Key Experimental Results

Main Results

Method TR-OP Recall DynaPD Recall Speed (s/URL)
MPA 93.4% 93.6% 4.46
PhishLLM ~80% ~88% 14.2
MLLM ~82% ~85% 5.1
URLTran ~86% 2.8 (incl. training)

Ablation Study

Configuration Key Metric Note
Full MPA 93.4% Recall All components
w/o memory system −27% Recall Memory contributes most
w/o tool design Performance drop Specialized tools outperform generic ones
Prompt-based baseline Inferior Fixed pipeline underperforms adaptive selection

Key Findings

  • The episodic memory system contributes up to 27% recall improvement without additional computational overhead.
  • MPA achieves the fastest inference among all methods (4.46 s/URL), as the memory system bypasses redundant analysis for repeated patterns.
  • A 20% recall improvement on real-world social media data (SocPhish) indicates that advantages are amplified in realistic settings.
  • Production deployment processes ~60K high-risk URLs per week, achieving a 91.44% recall rate.
  • URL shorteners and platform-hosted paths (e.g., sites.google.com) are blind spots for traditional methods; MPA overcomes these via multimodal tools.

Highlights & Insights

  • Production deployment: This is not merely an academic contribution — the system has been deployed in Amazon's production environment to protect millions of users, lending substantial credibility.
  • Remarkable impact of episodic memory: A 27% recall gain with no added computation, achieved by reducing LLM calls through direct voting on repeated patterns.
  • Professional and complementary tool design: The five tools collect evidence across textual, visual, search, and link dimensions.
  • Three-tier memory strategy balances efficiency and accuracy: Full analysis for unseen patterns, rapid decisions for previously seen ones.

Limitations & Future Work

  • Reliance on external LLM APIs: Latency and cost associated with Claude-3-Sonnet.
  • Memory contamination risk: Early misclassifications stored in memory may propagate errors to subsequent decisions.
  • Scope limited to phishing URLs: Other security threats (e.g., malware distribution) are not covered.
  • Future directions include memory self-correction mechanisms, extension to broader security threat types, and replacement of API-dependent models with lightweight local alternatives.
  • vs.

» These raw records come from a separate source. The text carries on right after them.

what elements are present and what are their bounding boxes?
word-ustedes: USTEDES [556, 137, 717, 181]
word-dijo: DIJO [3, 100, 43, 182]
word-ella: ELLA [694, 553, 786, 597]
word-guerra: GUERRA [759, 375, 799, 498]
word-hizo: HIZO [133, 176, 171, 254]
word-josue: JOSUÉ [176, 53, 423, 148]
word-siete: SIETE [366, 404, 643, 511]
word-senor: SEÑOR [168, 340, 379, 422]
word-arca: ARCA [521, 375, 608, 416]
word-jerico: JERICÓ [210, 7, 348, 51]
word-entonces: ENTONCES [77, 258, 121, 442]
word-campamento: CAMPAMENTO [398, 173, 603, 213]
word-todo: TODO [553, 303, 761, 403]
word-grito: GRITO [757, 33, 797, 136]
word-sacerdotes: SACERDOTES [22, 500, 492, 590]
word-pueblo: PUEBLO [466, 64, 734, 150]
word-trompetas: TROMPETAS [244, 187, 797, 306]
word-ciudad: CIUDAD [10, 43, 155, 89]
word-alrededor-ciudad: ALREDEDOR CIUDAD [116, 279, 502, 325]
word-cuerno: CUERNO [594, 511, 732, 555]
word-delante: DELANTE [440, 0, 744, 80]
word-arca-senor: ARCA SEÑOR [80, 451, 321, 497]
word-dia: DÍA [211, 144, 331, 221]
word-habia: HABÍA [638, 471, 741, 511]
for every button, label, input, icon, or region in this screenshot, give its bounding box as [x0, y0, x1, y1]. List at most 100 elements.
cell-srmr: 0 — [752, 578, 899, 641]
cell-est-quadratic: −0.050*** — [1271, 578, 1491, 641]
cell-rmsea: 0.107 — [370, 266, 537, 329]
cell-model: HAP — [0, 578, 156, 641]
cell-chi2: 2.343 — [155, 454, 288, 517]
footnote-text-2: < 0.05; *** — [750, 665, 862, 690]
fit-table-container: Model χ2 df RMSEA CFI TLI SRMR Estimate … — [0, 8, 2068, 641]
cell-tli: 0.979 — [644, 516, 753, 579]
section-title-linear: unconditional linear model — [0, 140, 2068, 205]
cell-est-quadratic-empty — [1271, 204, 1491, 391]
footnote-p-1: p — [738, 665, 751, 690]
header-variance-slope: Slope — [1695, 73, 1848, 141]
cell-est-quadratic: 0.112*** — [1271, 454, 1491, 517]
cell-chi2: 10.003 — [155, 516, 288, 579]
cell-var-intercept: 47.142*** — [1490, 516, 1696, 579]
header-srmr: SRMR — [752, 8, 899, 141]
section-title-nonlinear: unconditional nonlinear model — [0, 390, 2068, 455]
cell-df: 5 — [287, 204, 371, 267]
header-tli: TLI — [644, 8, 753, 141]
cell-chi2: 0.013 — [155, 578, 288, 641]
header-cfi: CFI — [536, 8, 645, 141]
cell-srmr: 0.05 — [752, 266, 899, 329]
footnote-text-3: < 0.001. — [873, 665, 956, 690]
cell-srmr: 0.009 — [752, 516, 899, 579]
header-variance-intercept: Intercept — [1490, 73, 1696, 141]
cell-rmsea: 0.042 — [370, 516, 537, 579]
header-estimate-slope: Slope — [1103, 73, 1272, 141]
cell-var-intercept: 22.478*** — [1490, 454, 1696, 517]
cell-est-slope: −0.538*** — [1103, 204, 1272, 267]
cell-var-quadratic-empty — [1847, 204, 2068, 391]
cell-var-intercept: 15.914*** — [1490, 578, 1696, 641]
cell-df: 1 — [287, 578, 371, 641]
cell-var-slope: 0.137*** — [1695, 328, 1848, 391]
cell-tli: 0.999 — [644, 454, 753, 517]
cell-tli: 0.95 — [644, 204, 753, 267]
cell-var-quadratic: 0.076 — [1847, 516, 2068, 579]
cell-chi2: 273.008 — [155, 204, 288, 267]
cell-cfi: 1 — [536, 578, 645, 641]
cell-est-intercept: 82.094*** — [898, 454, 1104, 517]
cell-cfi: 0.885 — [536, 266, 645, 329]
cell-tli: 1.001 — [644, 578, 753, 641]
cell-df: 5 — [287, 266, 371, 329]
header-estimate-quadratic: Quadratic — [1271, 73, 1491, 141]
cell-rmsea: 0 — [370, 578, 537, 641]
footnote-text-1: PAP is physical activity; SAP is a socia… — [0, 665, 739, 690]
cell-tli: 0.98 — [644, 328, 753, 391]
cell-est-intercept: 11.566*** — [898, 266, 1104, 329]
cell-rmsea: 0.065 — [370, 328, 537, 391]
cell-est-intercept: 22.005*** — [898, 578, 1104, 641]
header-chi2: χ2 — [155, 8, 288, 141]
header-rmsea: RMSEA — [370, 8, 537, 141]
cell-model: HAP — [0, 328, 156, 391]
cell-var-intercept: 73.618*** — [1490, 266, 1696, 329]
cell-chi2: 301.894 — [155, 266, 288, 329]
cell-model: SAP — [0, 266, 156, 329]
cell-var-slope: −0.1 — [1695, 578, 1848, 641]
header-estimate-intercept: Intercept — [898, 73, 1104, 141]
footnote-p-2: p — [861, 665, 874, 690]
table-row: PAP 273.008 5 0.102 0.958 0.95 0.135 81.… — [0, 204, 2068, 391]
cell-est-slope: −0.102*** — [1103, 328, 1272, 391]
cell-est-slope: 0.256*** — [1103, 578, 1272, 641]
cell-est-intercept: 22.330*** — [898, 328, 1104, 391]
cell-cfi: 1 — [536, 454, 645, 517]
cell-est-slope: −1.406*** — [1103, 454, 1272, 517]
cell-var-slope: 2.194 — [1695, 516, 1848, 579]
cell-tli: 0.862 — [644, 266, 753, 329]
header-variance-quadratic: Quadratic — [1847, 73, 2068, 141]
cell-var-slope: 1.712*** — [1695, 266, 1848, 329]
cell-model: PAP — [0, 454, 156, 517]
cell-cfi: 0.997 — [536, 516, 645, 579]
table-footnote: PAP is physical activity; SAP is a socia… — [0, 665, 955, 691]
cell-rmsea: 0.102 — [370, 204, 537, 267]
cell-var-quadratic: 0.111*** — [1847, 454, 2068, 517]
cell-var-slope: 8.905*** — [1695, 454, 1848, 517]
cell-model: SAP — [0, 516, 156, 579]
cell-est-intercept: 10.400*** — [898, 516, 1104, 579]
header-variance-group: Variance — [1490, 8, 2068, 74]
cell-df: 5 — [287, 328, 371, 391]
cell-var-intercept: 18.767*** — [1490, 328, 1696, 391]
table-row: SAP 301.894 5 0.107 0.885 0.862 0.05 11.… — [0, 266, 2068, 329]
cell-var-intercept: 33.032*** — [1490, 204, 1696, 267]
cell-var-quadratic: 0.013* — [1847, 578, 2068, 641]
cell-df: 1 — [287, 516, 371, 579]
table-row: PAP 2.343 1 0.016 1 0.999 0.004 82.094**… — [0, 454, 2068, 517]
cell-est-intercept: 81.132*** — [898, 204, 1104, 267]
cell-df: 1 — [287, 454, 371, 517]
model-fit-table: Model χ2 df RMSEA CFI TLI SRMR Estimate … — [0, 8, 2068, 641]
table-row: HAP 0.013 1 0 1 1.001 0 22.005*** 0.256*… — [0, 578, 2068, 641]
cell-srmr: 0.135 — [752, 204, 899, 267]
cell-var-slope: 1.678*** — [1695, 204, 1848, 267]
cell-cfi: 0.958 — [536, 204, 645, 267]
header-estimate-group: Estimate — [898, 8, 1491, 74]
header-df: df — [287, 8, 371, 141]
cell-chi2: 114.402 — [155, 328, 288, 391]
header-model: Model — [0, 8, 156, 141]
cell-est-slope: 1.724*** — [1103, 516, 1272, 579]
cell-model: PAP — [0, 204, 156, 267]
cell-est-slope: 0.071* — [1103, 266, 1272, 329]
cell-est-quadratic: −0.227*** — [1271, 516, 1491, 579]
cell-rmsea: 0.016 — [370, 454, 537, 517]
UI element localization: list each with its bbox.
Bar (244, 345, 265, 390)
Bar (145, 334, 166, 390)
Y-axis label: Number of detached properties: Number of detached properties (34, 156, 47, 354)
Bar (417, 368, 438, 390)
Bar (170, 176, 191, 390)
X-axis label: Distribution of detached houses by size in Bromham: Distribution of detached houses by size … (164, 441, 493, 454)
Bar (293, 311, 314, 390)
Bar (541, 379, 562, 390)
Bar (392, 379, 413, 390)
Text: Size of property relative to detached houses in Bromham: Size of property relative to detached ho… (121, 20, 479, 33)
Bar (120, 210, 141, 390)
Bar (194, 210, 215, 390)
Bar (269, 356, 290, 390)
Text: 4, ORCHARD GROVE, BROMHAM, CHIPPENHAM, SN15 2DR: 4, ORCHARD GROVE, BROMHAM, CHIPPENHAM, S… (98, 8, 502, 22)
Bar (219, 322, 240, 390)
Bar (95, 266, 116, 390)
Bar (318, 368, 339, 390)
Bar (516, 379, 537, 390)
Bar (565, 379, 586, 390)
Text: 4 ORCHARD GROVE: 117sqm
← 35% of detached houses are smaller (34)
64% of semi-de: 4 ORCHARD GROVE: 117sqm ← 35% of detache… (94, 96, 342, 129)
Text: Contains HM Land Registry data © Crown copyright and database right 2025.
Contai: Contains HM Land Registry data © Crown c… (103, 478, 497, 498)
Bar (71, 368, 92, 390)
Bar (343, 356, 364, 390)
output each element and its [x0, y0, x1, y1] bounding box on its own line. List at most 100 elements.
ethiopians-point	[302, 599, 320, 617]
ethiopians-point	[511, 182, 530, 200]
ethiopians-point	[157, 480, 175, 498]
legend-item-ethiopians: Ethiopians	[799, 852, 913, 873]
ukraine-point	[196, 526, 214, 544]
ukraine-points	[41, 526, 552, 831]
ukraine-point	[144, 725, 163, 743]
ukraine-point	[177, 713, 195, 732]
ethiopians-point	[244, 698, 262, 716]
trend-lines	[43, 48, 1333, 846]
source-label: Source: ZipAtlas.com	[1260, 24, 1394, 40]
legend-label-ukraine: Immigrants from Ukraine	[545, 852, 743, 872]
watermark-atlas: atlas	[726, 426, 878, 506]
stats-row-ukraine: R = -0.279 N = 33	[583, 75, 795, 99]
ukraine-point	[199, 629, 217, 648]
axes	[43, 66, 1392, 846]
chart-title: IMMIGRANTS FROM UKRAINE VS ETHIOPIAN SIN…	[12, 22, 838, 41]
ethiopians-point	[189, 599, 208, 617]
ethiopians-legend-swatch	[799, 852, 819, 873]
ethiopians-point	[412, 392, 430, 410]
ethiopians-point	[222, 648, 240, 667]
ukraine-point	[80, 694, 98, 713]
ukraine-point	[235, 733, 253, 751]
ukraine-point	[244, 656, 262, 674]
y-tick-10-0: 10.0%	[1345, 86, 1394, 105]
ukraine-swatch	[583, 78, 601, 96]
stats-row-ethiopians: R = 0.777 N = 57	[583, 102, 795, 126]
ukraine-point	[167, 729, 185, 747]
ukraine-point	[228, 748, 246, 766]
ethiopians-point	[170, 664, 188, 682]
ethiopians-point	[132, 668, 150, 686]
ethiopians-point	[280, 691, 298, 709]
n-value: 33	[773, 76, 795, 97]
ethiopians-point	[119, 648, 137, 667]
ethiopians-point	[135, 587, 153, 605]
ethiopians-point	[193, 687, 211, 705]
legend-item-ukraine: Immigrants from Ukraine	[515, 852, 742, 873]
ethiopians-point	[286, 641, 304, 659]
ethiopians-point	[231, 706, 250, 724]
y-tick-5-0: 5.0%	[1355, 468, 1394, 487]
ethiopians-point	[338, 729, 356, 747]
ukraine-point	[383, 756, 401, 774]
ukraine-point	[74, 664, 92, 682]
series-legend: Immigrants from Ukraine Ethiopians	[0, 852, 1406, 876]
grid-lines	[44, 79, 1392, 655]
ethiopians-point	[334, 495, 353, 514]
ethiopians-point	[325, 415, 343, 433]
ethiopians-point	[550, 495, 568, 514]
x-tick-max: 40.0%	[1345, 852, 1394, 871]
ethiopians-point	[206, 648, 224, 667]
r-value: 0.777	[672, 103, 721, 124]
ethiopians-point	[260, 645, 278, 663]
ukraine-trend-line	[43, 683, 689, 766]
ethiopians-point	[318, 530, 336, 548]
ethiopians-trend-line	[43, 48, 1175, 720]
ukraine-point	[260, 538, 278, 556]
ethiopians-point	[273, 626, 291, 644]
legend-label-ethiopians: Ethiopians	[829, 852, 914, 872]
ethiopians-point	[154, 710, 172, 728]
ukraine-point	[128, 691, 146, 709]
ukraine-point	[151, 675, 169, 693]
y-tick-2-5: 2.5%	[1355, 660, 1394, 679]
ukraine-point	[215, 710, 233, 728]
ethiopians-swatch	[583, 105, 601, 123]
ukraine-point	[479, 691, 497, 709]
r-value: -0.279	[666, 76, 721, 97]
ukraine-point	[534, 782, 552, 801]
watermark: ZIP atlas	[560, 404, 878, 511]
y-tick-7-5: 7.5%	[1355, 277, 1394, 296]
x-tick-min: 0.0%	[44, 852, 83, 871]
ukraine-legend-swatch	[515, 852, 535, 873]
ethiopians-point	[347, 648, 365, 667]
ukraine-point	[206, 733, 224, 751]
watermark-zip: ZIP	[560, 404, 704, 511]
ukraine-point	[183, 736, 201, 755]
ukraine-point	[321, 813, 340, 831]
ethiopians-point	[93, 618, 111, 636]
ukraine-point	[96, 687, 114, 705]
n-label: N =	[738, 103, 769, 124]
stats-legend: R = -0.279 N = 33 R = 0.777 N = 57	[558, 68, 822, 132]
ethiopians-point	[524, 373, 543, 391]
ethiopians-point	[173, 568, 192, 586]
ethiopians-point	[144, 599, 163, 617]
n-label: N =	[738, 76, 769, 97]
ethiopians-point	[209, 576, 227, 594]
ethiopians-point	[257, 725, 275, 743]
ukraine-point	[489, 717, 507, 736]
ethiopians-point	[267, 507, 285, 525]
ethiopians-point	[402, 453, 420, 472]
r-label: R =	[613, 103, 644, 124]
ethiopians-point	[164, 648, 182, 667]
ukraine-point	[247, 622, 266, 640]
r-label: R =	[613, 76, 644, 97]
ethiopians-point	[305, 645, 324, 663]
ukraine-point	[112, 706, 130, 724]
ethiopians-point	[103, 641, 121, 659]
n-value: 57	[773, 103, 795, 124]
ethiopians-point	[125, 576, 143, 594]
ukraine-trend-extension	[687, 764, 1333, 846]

PhishLLM: Employs LLMs for brand extraction and intent recognition but still relies on a fixed pipeline; MPA selects tools dynamically.
  • vs. Cao et al. (2025): Uses multimodal LLMs for phishing detection but with a fixed evidence acquisition workflow and no memory component.
  • vs. General agent frameworks: General-purpose tools and reasoning are less effective; MPA's phishing-specific tools yield superior results.

Rating

  • Novelty: ⭐⭐⭐⭐ First memory-augmented LLM agent tailored for phishing detection, with an elegantly designed episodic memory system.
  • Experimental Thoroughness: ⭐⭐⭐⭐⭐ Evaluated on two public benchmarks, real-world social media data, and production deployment, with comprehensive ablation studies.
  • Writing Quality: ⭐⭐⭐⭐ Threat model is clearly defined; system architecture diagrams are intuitive.
  • Value: ⭐⭐⭐⭐⭐ Validated in a production environment; offers direct practical value for security AI.